Just how important are UCC standards? Very

With the proliferation of remote access by employees, companies will have to start rethinking the way they approach standards within their UCC strategies.

June 11, 2012

Dean Young, Head of Telecommunication Pre-sales at T-Systems in South Africa

With the proliferation of remote access by employees, companies will have to start rethinking the way they approach standards within their UCC (Unified Communications and Collaboration) strategies. Indeed, crossing the chasm from internal-only UC applications to enabling connectivity across company boundaries, and often to disparate systems, requires a standard means of communication. In addition, accessibility and connectivity are important prerequisites that should not be hampered by vendor lock-in when opening your company to important customers and mobile employees.

The reality is standards improve services’ whereas vendor lock-in sees companies losing functionality.
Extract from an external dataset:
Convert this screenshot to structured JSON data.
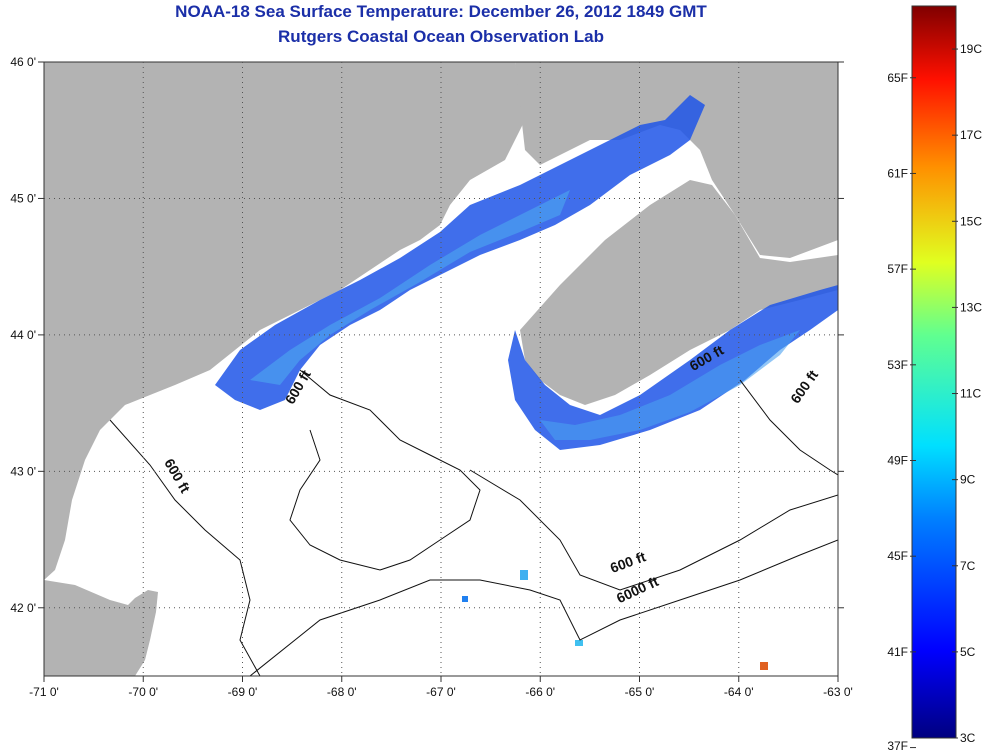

In fact it becomes a costly exercise to add customised solutions to your network to ensure that you keep in trend with new devices that enter the market. A service provider will overcome vendor lock-in and ensure that an UCC strategy and resultant implementation meets industry standards and overcomes issues such as integration while harnessing the power of new technologies. A standardised approach future proofs your investment in UCC.

The standards

With all of this said, what are the main standards and how do they contribute to an environment that extends beyond the firewall? Many are familiar with SIP (Session Initiation Protocol); however, it is not the silver bullet to companies’ UCC standards woes. For example, SIP merely defines a signaling standard; negotiation of actual codes, security/encryption and management still requires underlying interoperable standards such as H.264 for video encapsulation or G.711 for audio. IT integrators should therefore start familiarising themselves with standards such as: Extensible Messaging and Presence Protocol (XMPP)

SIPconnect 1.1; and Telepresence Interoperability Protocol (TIP). Each plays an important role in delivering a standardised and important customer-centric approach to UCC.

XMPP – the interoperability must-have

XMPP is a well-established UC protocol and was initially developed to support the Jabber open source instant messaging (IM) project years ago. The standard was basically reborn from the ashes as a result of support from giants such as Google. However, the main reason for resurrection has been the simplicity and extensibility of the XML-based development. XMPP offers strong interoperability features and allows companies to, with relative ease, extend messaging protocols into other business applications. Furthermore, almost all of the major smart mobile offerings such as iPads and Android-based devices offers support for XMPP which is a major plus when opening up your infrastructure to remote workers and clients.

SIPconnect 1.1 – non negotiable

The SIP Forum developed SIPconnect to enable SIP trunking service providers and IP telephony system vendors to standardise interconnections, hopefully avoiding interoperability problems that have plagued many early SIP trunking implementations. For example, SIPconnect 1.1 provides a more tightly configured set of guidelines for seamless interoperability between SIP-enabled IP-PBXs and service provider networks, including cable operators. In this light, companies should ensure that their service provider partner offers SIPconnect 1.1 as part of their solution. More practically, for end users in the small business or large enterprise, SIPconnect eliminates, or greatly reduces, the need for a costly gateway at the end user’s site.  In addition, new features from the service provider or the IP PBX vendor will be delivered more quickly. Also stay abreast of the results of the SIP Forum’s SIP it interoperability events in which vendors and service providers test interoperability for SIP-based services including voice and video.

TIP

TIP is designed to standardise immersive telepresence interoperability across vendor platforms, accounting for features including directional audio and active speaker screen switching. The standard essentially focuses on improving the interoperability of high-end video conferencing systems that implement TIP and offers the following additional benefits:

  • New telepresence solutions integrate seamlessly current equipment
  • Keep existing features and benefits of current equipment during integration
  • Uses the advantages of open standards to achieve any-to-any interoperability with high-definition and standard videoconferencing systems

Initially owned by Cisco, TIP is operated by the International Multimedia Telecommunications Consortium (IMTC) which improves protocol specifications as needed, oversees open source project management, facilitates distribution TIP members’ implementation profiles, and develops plans for and conducts interoperability testing at IMTC testing events. If you look at the above three standards there is one feature that stands above the rest: interoperability.  Interoperability is critical to the implementation of any UCC infrastructure as it allows organisations to grow their investment in technology and ensure that it offers all the features and more to allow for communications and collaboration. ICT service provider knows how to deliver an communication infrastructure from point A to B while ensuring full integration with its telecommunications environment and IT applications needed to realise an optimally functioning UCC solution.